To make the system work, I needed a micro-controller on each end, and a pair of radio modules to send/receive the signals.  For this, I turned to the Arduino Fio v3 and Xbee Series 1 radios.  I’ve used these many, many times and have found them to be very reliable, small, and take a low power draw – very good for wearable tech.

R2D2 Voice ControlJPGFor the helmet electronics:  I connected the Easy VR board to the Arduino Fio v3 board and mounted the Xbee onto the Fio.  I added connectors for the external speaker and microphone on the Easy VR board so they could be embedded in the helmet.

For the R2-D2-mounted electronics:  I connected the Arduio Fio v3 + Xbee to an Adafruit Mini Audio FX Board (16MB) to enable playback of .WAV files.  I connected the Audio FX board outputs to the existing amplifier inside R2.

Electronics Prototype

I purchased an inexpensive condenser mic headset, and then cut away the headset to leave the flexible mic arm and a wire with a 2.5mm jack.  During the build of the helmet, I mounted the mic inside the helmet and hid the wire.  I used some nice Hammond project boxes to protect the circuit boards inside the helmet.  I bought a USB Micro panel mount connector and cut a hole in the helmet so I could connect a USB wire and recharge the battery without having to pull everything out.  I also added a small slider switch to control the power to the boards and mounted that at the back, bottom of the helmet – out of site and easy to reach.  I found a 2Ah Lipo battery at Sparkfun that exactly fit inside the mohawk (2″ wide).  The boards pull low power (about 100mA), so I’m hopeful I can go a full day at a con without needing a recharge.

Electronics 2
Helmet Electronics – Final
Inside Helmet
Inside helmet

Source Code for the Arduinos can be found here.

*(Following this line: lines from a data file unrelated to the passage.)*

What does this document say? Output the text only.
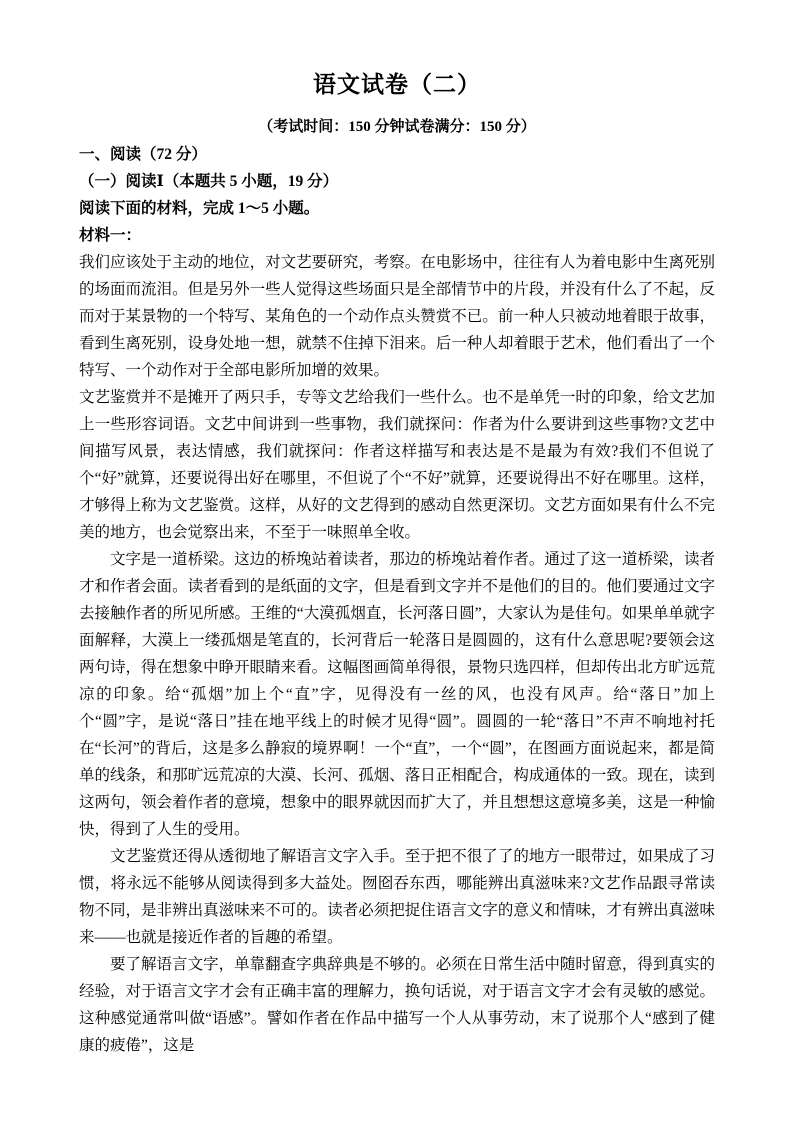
语文试卷（二）
（考试时间：150 分钟试卷满分：150 分）
一、阅读（72 分）
（一）阅读Ⅰ（本题共 5 小题，19 分）
阅读下面的材料，完成 1～5 小题。
材料一：

我们应该处于主动的地位，对文艺要研究，考察。在电影场中，往往有人为着电影中生离死别的场面而流泪。但是另外一些人觉得这些场面只是全部情节中的片段，并没有什么了不起，反而对于某景物的一个特写、某角色的一个动作点头赞赏不已。前一种人只被动地着眼于故事，看到生离死别，设身处地一想，就禁不住掉下泪来。后一种人却着眼于艺术，他们看出了一个特写、一个动作对于全部电影所加增的效果。

文艺鉴赏并不是摊开了两只手，专等文艺给我们一些什么。也不是单凭一时的印象，给文艺加上一些形容词语。文艺中间讲到一些事物，我们就探问：作者为什么要讲到这些事物?文艺中间描写风景，表达情感，我们就探问：作者这样描写和表达是不是最为有效?我们不但说了个“好”就算，还要说得出好在哪里，不但说了个“不好”就算，还要说得出不好在哪里。这样，才够得上称为文艺鉴赏。这样，从好的文艺得到的感动自然更深切。文艺方面如果有什么不完美的地方，也会觉察出来，不至于一味照单全收。

文字是一道桥梁。这边的桥堍站着读者，那边的桥堍站着作者。通过了这一道桥梁，读者才和作者会面。读者看到的是纸面的文字，但是看到文字并不是他们的目的。他们要通过文字去接触作者的所见所感。王维的“大漠孤烟直，长河落日圆”，大家认为是佳句。如果单单就字面解释，大漠上一缕孤烟是笔直的，长河背后一轮落日是圆圆的，这有什么意思呢?要领会这两句诗，得在想象中睁开眼睛来看。这幅图画简单得很，景物只选四样，但却传出北方旷远荒凉的印象。给“孤烟”加上个“直”字，见得没有一丝的风，也没有风声。给“落日”加上个“圆”字，是说“落日”挂在地平线上的时候才见得“圆”。圆圆的一轮“落日”不声不响地衬托在“长河”的背后，这是多么静寂的境界啊！一个“直”，一个“圆”，在图画方面说起来，都是简单的线条，和那旷远荒凉的大漠、长河、孤烟、落日正相配合，构成通体的一致。现在，读到这两句，领会着作者的意境，想象中的眼界就因而扩大了，并且想想这意境多美，这是一种愉快，得到了人生的受用。

文艺鉴赏还得从透彻地了解语言文字入手。至于把不很了了的地方一眼带过，如果成了习惯，将永远不能够从阅读得到多大益处。囫囵吞东西，哪能辨出真滋味来?文艺作品跟寻常读物不同，是非辨出真滋味来不可的。读者必须把捉住语言文字的意义和情味，才有辨出真滋味来——也就是接近作者的旨趣的希望。

要了解语言文字，单靠翻查字典辞典是不够的。必须在日常生活中随时留意，得到真实的经验，对于语言文字才会有正确丰富的理解力，换句话说，对于语言文字才会有灵敏的感觉。这种感觉通常叫做“语感”。譬如作者在作品中描写一个人从事劳动，末了说那个人“感到了健康的疲倦”，这是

Total build time was done over 3 weekends.  Most of the time in between was spent waiting for parts to arrive.  I’ve had to re-train the Easy VR module several times since it is very sensitive to changes of location of the microphone and mounting it inside the helmet gave some unique audio characteristics.  I’m a bit concerned about if/how this will work on the con floor since it is very loud.